The G/G genotype is very common (20-30% of people), so it's not inherently serious. However, it does mean your MTRR enzyme is less efficient. If you also have other methylation variants, eat a diet low in B vitamins, or have elevated homocysteine, it becomes more clinically relevant. Focus on adequate B12, folate, and B2 intake, and consider testing homocysteine levels.
Should I take methyl-B12 if I have this variant?
Methylcobalamin (methyl-B12) provides the ready-to-use form of B12 for MTR. For MTRR variants, ensuring adequate B12 is important, and methylcobalamin is a reasonable choice. However, cyanocobalamin also works for most people.

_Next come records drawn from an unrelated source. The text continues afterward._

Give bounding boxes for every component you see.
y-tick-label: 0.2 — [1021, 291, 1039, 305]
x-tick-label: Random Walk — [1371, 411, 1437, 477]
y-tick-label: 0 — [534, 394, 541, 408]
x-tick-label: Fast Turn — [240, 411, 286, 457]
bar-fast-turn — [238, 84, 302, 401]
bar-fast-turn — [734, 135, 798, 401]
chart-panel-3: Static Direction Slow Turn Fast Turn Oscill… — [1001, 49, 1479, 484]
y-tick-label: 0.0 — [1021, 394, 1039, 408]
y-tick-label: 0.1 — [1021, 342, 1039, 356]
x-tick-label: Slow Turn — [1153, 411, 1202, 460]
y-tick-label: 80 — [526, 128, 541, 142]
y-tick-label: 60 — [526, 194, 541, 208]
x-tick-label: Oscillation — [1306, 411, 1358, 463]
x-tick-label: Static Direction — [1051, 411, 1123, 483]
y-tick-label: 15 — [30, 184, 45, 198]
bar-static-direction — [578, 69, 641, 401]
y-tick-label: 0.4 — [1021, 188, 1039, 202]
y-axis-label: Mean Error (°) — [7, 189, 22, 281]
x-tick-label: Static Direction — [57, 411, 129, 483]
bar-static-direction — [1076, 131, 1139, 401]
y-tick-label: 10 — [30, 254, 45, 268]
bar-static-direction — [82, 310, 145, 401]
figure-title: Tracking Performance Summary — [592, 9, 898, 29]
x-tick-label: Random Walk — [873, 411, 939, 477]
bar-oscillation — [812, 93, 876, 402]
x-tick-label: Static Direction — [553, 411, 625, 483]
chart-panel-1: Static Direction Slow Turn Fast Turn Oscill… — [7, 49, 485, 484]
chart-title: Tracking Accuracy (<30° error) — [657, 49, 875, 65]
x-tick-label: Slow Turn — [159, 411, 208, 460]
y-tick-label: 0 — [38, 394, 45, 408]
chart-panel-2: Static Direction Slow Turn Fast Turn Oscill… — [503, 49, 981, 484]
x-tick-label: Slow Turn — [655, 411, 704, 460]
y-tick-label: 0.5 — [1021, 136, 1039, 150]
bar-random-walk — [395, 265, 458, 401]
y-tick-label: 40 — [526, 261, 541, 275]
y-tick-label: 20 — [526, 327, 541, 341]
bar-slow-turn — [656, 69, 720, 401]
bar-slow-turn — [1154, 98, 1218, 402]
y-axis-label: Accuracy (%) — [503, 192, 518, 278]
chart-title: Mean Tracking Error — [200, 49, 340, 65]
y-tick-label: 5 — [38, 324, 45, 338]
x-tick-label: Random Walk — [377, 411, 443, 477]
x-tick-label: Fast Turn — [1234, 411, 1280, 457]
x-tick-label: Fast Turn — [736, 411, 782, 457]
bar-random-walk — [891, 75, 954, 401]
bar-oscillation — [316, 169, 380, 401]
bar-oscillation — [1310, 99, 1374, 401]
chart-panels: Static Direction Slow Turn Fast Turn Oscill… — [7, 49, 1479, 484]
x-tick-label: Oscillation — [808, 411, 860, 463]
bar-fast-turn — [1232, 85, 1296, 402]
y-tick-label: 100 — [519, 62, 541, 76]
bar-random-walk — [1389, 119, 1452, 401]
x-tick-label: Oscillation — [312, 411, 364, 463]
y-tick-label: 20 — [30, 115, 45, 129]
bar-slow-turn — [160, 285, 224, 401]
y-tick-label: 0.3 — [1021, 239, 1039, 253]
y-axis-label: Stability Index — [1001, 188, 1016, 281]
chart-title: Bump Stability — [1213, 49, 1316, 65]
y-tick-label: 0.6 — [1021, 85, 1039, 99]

The key is ensuring adequate B12 status however you achieve it. Higher doses may be beneficial for G/G individuals.
How does this interact with MTHFR?
MTHFR and MTRR variants can have additive effects on methylation. MTHFR reduces 5-MTHF production, while MTRR reduces MTR reactivation - both slow the methylation cycle through different mechanisms. If you have both MTHFR C677T and MTRR A66G variants, comprehensive B vitamin support becomes more important.
References
- Gaughan DJ, et al. The methionine synthase reductase (MTRR) A66G polymorphism is a novel genetic determinant of plasma homocysteine concentrations. Atherosclerosis. 2001;157(2):451-456.
- Wilson A, et al. A common variant in methionine synthase reductase combined with low cobalamin (vitamin B12) increases risk for spina bifida. Mol Genet Metab. 1999;67(4):317-323.
- Olteanu H, et al. Human methionine synthase reductase, a soluble P-450 reductase-like dual flavoprotein. J Biol Chem. 2001;276(38):35558-35563.